No, he came barreling inside her head. I didn’t know how to tell you.
Stop it! Get out of my head!
“No one is supposed to know,” he said aloud. “I’ll probably get into trouble for telling you.”
“Get in trouble with whom?” she asked incredulously, storming toward Tarbert. “Dragon hunters who don’t exist?”
“They do exist,” he insisted. “The Bane is real.”
She recoiled, thinking of men without mercy hunting Jacob. There was so much she didn’t know. Her head was spinning in a hundred different directions. “Are they after you?”
He shook his head. “They don’t know I’m Drakkon.”
“How do you know that?”
“Because I work for them. I’m one of them. Though I’ve never hunted Drakkon.”
River closed her eyes and was tempted to stop and punch him for bringing so much confusion into her life.
“Everything I told you so far is true, River.” His damned silky voice sounded in her ears. “I just haven’t told you everything.”
She turned to look at him as the road swung left and they followed the footpath to Urgha. No wonder he was so beautiful and breathtaking. He was Drakkon. How? How was he a dragon? “I don’t think I want to know.”
“Okay,” he said quietly, keeping pace.
They walked on in silence for a little longer. River was thankful that he didn’t try to speak to her in her head, but the silence was driving her crazy. What was going to happen now? He was a dragon! “There can’t be anymore listening in,” she said, glancing at him. “I need a place to hide from you.”
“Why?”
“What do you mean, why?” She laughed a little but she felt like crying. Had she really fallen for a guy who could turn into a dragon? A guy who knew what she was thinking all the time and didn’t respect her space? “Everyone needs their own private thoughts, Jacob. Even you.”
He nodded and crossed his wrists behind his back. “I’ll do my best. It’ll be difficult though. I like your thoughts.”
He didn’t look at her while he spoke but kept his eyes toward the small bridge coming up in the distance, and still he captivated her. She blushed trying to recall some of her thoughts he might have been privy to. “I’m sure you do like them, since we just met and you’ve been nothing but charming. Listen in after some time and you might not like it so much.”
“If you don’t hate me right now,” he said, glancing at her from beneath his brow, mesmerizing her with the slightest movement of his tongue against the inside of his cheek. “I don’t think you will after ‘some time’.”
He had every reason to be cocky about it, but he wasn’t. He was uncomfortable. He looked out of his element. How was that possible? Surely, there had been plenty of women in his life. “I don’t hate you,” she said softly, angry with herself for falling under his spell. “But I don’t trust you.

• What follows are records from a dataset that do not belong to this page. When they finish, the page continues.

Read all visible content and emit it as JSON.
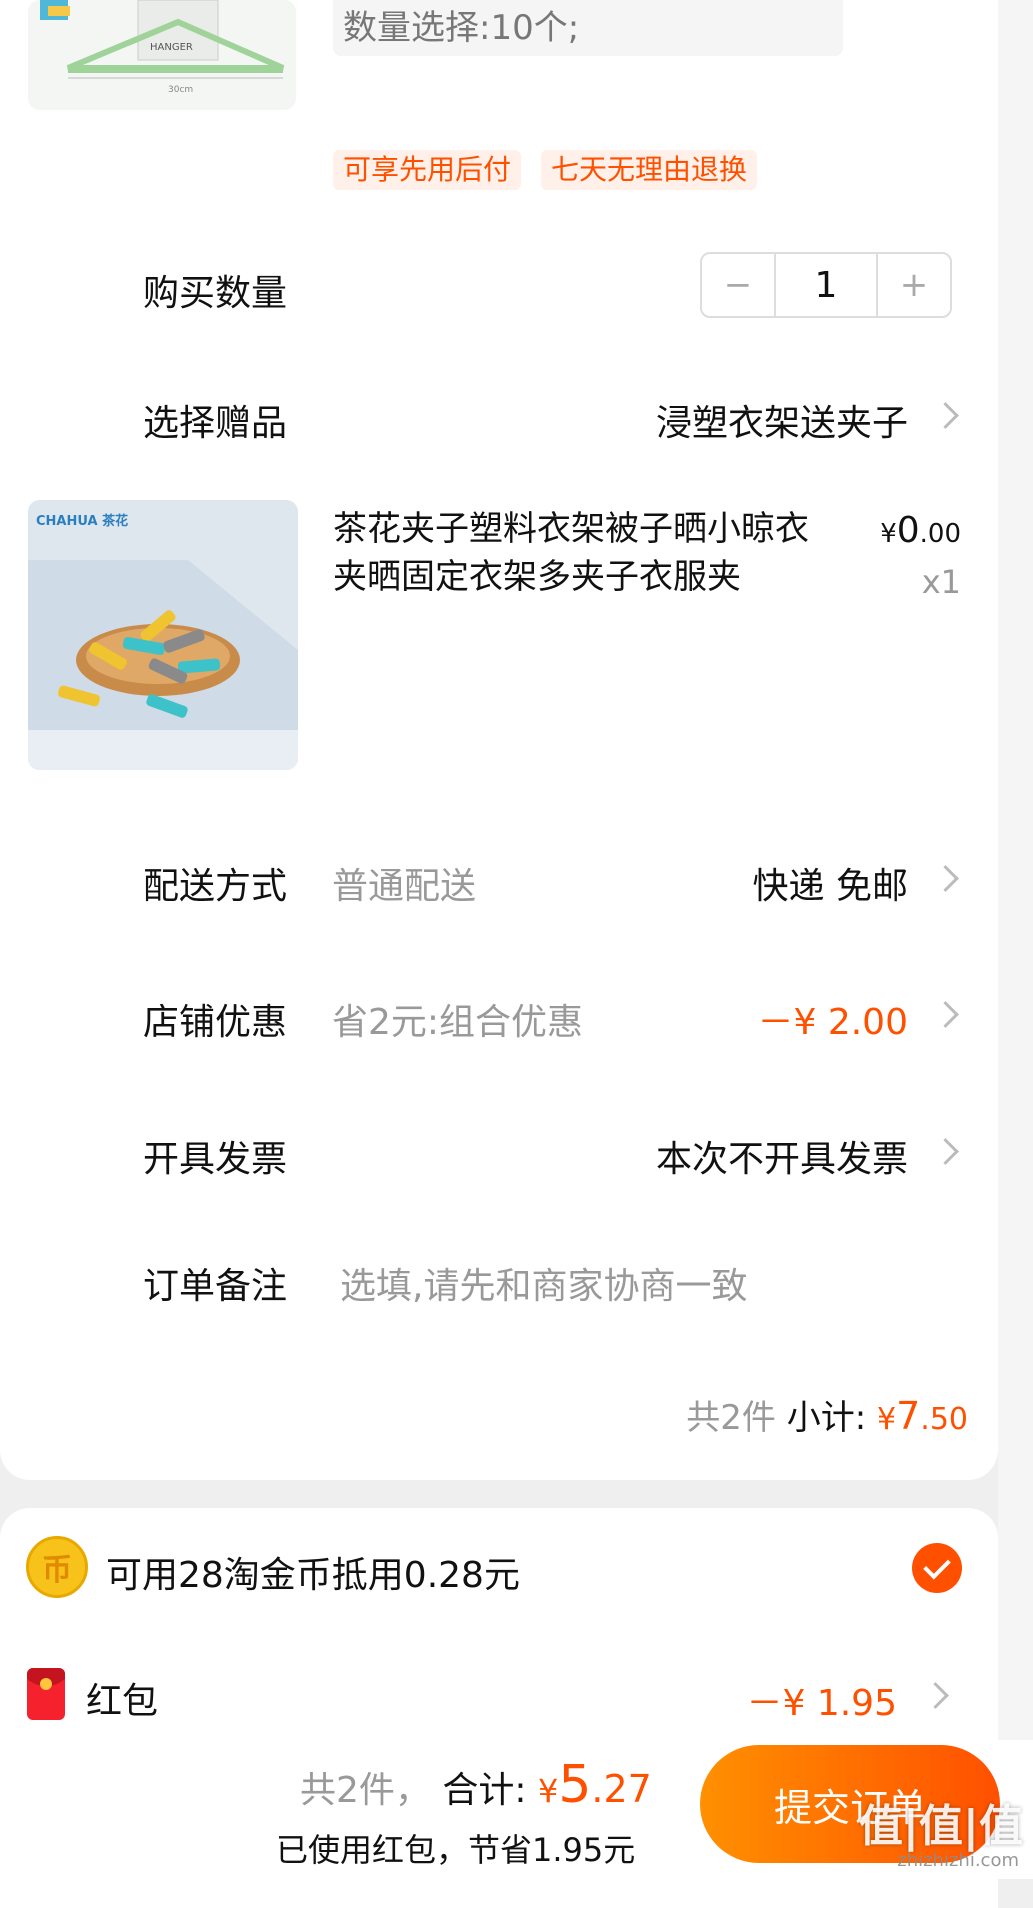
{
  "product": {
    "spec_text": "数量选择:10个;",
    "tags": [
      "可享先用后付",
      "七天无理由退换"
    ]
  },
  "quantity": {
    "label": "购买数量",
    "value": "1",
    "minus": "−",
    "plus": "+"
  },
  "gift_select": {
    "label": "选择赠品",
    "value": "浸塑衣架送夹子"
  },
  "gift_item": {
    "brand": "CHAHUA 茶花",
    "title": "茶花夹子塑料衣架被子晒小晾衣夹晒固定衣架多夹子衣服夹",
    "price_symbol": "¥",
    "price_int": "0",
    "price_dec": ".00",
    "qty": "x1"
  },
  "delivery": {
    "label": "配送方式",
    "sub": "普通配送",
    "value": "快递 免邮"
  },
  "shop_discount": {
    "label": "店铺优惠",
    "sub": "省2元:组合优惠",
    "value": "－¥ 2.00"
  },
  "invoice": {
    "label": "开具发票",
    "value": "本次不开具发票"
  },
  "remark": {
    "label": "订单备注",
    "placeholder": "选填,请先和商家协商一致"
  },
  "subtotal": {
    "count": "共2件",
    "label": "小计:",
    "symbol": "¥",
    "int": "7",
    "dec": ".50"
  },
  "coins": {
    "icon": "coin-icon",
    "text": "可用28淘金币抵用0.28元",
    "checked": true
  },
  "red_packet": {
    "icon": "red-packet-icon",
    "label": "红包",
    "value": "－¥ 1.95"
  },
  "footer": {
    "count": "共2件，",
    "total_label": "合计:",
    "symbol": "¥",
    "total_int": "5",
    "total_dec": ".27",
    "saved": "已使用红包，节省1.95元",
    "submit": "提交订单"
  },
  "watermark": {
    "text": "值|值|值",
    "sub": "zhizhizhi.com"
  },
  "colors": {
    "accent": "#ff5000",
    "button_start": "#ff9000",
    "tag_bg": "#fff0ea"
  }
}
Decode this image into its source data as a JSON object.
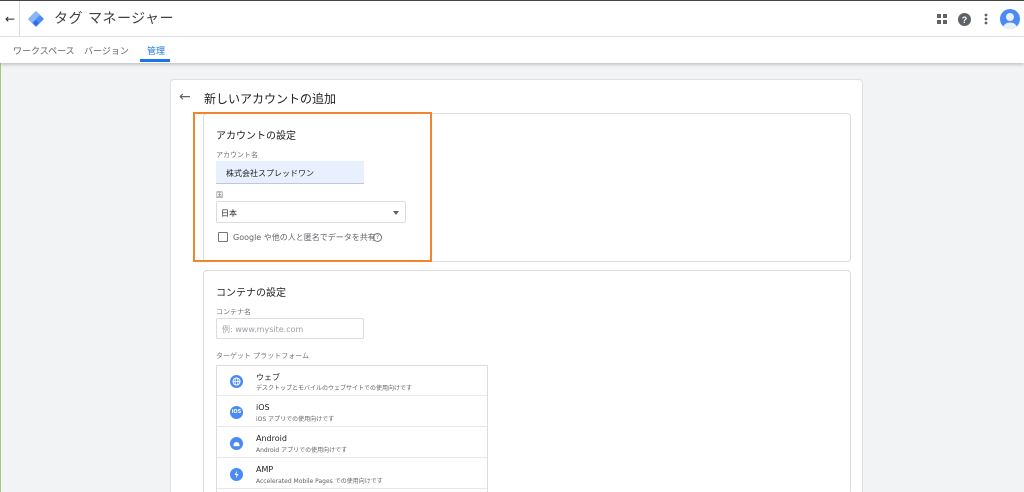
{
  "header": {
    "app_title": "タグ マネージャー",
    "back_icon": "arrow-back-icon",
    "logo_icon": "tag-manager-logo-icon",
    "apps_icon": "apps-grid-icon",
    "help_icon": "help-icon",
    "more_icon": "more-vert-icon",
    "avatar_icon": "account-avatar-icon"
  },
  "tabs": [
    {
      "label": "ワークスペース",
      "active": false
    },
    {
      "label": "バージョン",
      "active": false
    },
    {
      "label": "管理",
      "active": true
    }
  ],
  "panel": {
    "back_glyph": "←",
    "title": "新しいアカウントの追加"
  },
  "account_settings": {
    "title": "アカウントの設定",
    "account_name_label": "アカウント名",
    "account_name_value": "株式会社スプレッドワン",
    "country_label": "国",
    "country_value": "日本",
    "share_label": "Google や他の人と匿名でデータを共有",
    "share_checked": false
  },
  "container_settings": {
    "title": "コンテナの設定",
    "container_name_label": "コンテナ名",
    "container_name_placeholder": "例: www.mysite.com",
    "platform_label": "ターゲット プラットフォーム",
    "platforms": [
      {
        "icon": "web-globe-icon",
        "title": "ウェブ",
        "desc": "デスクトップとモバイルのウェブサイトでの使用向けです"
      },
      {
        "icon": "ios-icon",
        "title": "iOS",
        "desc": "iOS アプリでの使用向けです"
      },
      {
        "icon": "android-icon",
        "title": "Android",
        "desc": "Android アプリでの使用向けです"
      },
      {
        "icon": "amp-bolt-icon",
        "title": "AMP",
        "desc": "Accelerated Mobile Pages での使用向けです"
      }
    ]
  },
  "colors": {
    "accent": "#1a73e8",
    "highlight": "#f0852d",
    "icon_blue": "#4a8af4"
  }
}
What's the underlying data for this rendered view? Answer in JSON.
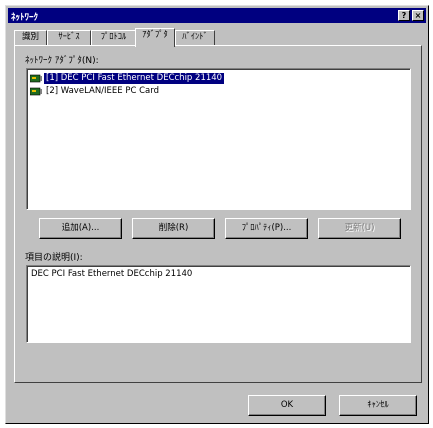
{
  "window": {
    "title": "ﾈｯﾄﾜｰｸ"
  },
  "titlebar_buttons": {
    "help": "?",
    "close": "×"
  },
  "tabs": [
    {
      "label": "識別"
    },
    {
      "label": "ｻｰﾋﾞｽ"
    },
    {
      "label": "ﾌﾟﾛﾄｺﾙ"
    },
    {
      "label": "ｱﾀﾞﾌﾟﾀ",
      "active": true
    },
    {
      "label": "ﾊﾞｲﾝﾄﾞ"
    }
  ],
  "adapters": {
    "label": "ﾈｯﾄﾜｰｸ ｱﾀﾞﾌﾟﾀ(N):",
    "items": [
      {
        "text": "[1] DEC PCI Fast Ethernet DECchip 21140",
        "selected": true,
        "icon": "network-adapter-icon"
      },
      {
        "text": "[2] WaveLAN/IEEE PC Card",
        "selected": false,
        "icon": "network-adapter-icon"
      }
    ]
  },
  "buttons": {
    "add": "追加(A)...",
    "remove": "削除(R)",
    "properties": "ﾌﾟﾛﾊﾟﾃｨ(P)...",
    "update": "更新(U)"
  },
  "description": {
    "label": "項目の説明(I):",
    "text": "DEC PCI Fast Ethernet DECchip 21140"
  },
  "dialog_buttons": {
    "ok": "OK",
    "cancel": "ｷｬﾝｾﾙ"
  },
  "colors": {
    "title_bar": "#000080",
    "face": "#c0c0c0",
    "selection": "#000080"
  }
}
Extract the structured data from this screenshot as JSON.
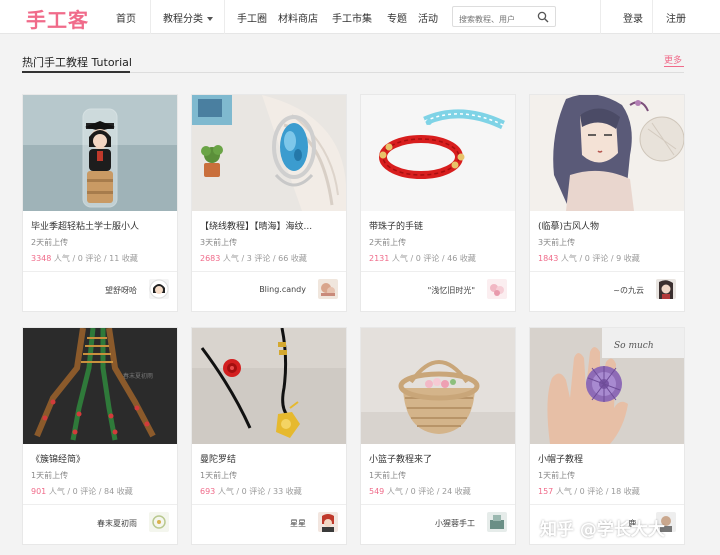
{
  "brand": {
    "logo": "手工客",
    "accent": "#f06b8a"
  },
  "nav": {
    "home": "首页",
    "category": "教程分类",
    "circle": "手工圈",
    "shop": "材料商店",
    "market": "手工市集",
    "topic": "专题",
    "event": "活动",
    "search_placeholder": "搜索教程、用户",
    "login": "登录",
    "register": "注册"
  },
  "section": {
    "title": "热门手工教程  Tutorial",
    "more": "更多"
  },
  "cards": [
    {
      "title": "毕业季超轻粘土学士服小人",
      "time": "2天前上传",
      "views": "3348",
      "views_label": "人气",
      "comments": "0",
      "comments_label": "评论",
      "favs": "11",
      "favs_label": "收藏",
      "author": "望舒呀哈",
      "thumb": "graduate-figure"
    },
    {
      "title": "【绕线教程】【晴海】海纹...",
      "time": "3天前上传",
      "views": "2683",
      "views_label": "人气",
      "comments": "3",
      "comments_label": "评论",
      "favs": "66",
      "favs_label": "收藏",
      "author": "Bling.candy",
      "thumb": "wire-pendant"
    },
    {
      "title": "带珠子的手链",
      "time": "2天前上传",
      "views": "2131",
      "views_label": "人气",
      "comments": "0",
      "comments_label": "评论",
      "favs": "46",
      "favs_label": "收藏",
      "author": "\"浅忆旧时光\"",
      "thumb": "bead-bracelet"
    },
    {
      "title": "(临摹)古风人物",
      "time": "3天前上传",
      "views": "1843",
      "views_label": "人气",
      "comments": "0",
      "comments_label": "评论",
      "favs": "9",
      "favs_label": "收藏",
      "author": "~の九云",
      "thumb": "ancient-portrait"
    },
    {
      "title": "《簇锦经简》",
      "time": "1天前上传",
      "views": "901",
      "views_label": "人气",
      "comments": "0",
      "comments_label": "评论",
      "favs": "84",
      "favs_label": "收藏",
      "author": "春末夏初雨",
      "thumb": "tassel-knot"
    },
    {
      "title": "曼陀罗结",
      "time": "1天前上传",
      "views": "693",
      "views_label": "人气",
      "comments": "0",
      "comments_label": "评论",
      "favs": "33",
      "favs_label": "收藏",
      "author": "星星",
      "thumb": "mandala-knot"
    },
    {
      "title": "小篮子教程来了",
      "time": "1天前上传",
      "views": "549",
      "views_label": "人气",
      "comments": "0",
      "comments_label": "评论",
      "favs": "24",
      "favs_label": "收藏",
      "author": "小猩蓉手工",
      "thumb": "paper-basket"
    },
    {
      "title": "小帽子教程",
      "time": "1天前上传",
      "views": "157",
      "views_label": "人气",
      "comments": "0",
      "comments_label": "评论",
      "favs": "18",
      "favs_label": "收藏",
      "author": "鹿...",
      "thumb": "tiny-hat"
    }
  ],
  "watermark": "知乎 @学长大大"
}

You lied to me and you didn’t keep your promise about not reading my mind.”
“I’m trying to remedy those things right now,” he pointed out. “Your trust has value to me.”
“Why?” she couldn’t help but ask.
“I told you, River, I like you.”
“Me and how many others?” she scoffed lightly.
His gaze burned through her, heating her flesh, her blood. “Just you.”
Just her? Her mouth betrayed her and she smiled like some adoring fan. What was she doing? She’d sworn to herself never to be swayed by a guy’s looks again. Colin was devilishly handsome but, in the end, there was no substance. Jacob, on the other hand…what? What had he done besides promise her things and keep huge secrets? Huge.
And one of the promises he’d made, not to read her thoughts, he hadn’t kept.
She looked away and stopped smiling. “I feel like I know you less than I did yesterday. I don’t understand how any of this is possible. Or how you can be a dragon and a dragon hunter? I don’t even know if I believe that you’re Drakkon. I don’t know what to believe.”
“I am Drakkon.”
The hint of arrogance in his voice drew her gaze back to him. With his loose, white-gold hair drying in the breeze and flowing off his broad shoulders and his strong, angular profile, she could easily believe he was the majestic white dragon she’d seen.
“Prove it.”
He turned his head and crooked his mouth at her. “It’s too risky. I don’t know how dangerous I am.”
“How can you not know?”
“Because I’m new at this. At being Drakkon. I don’t know the extent of my desire.”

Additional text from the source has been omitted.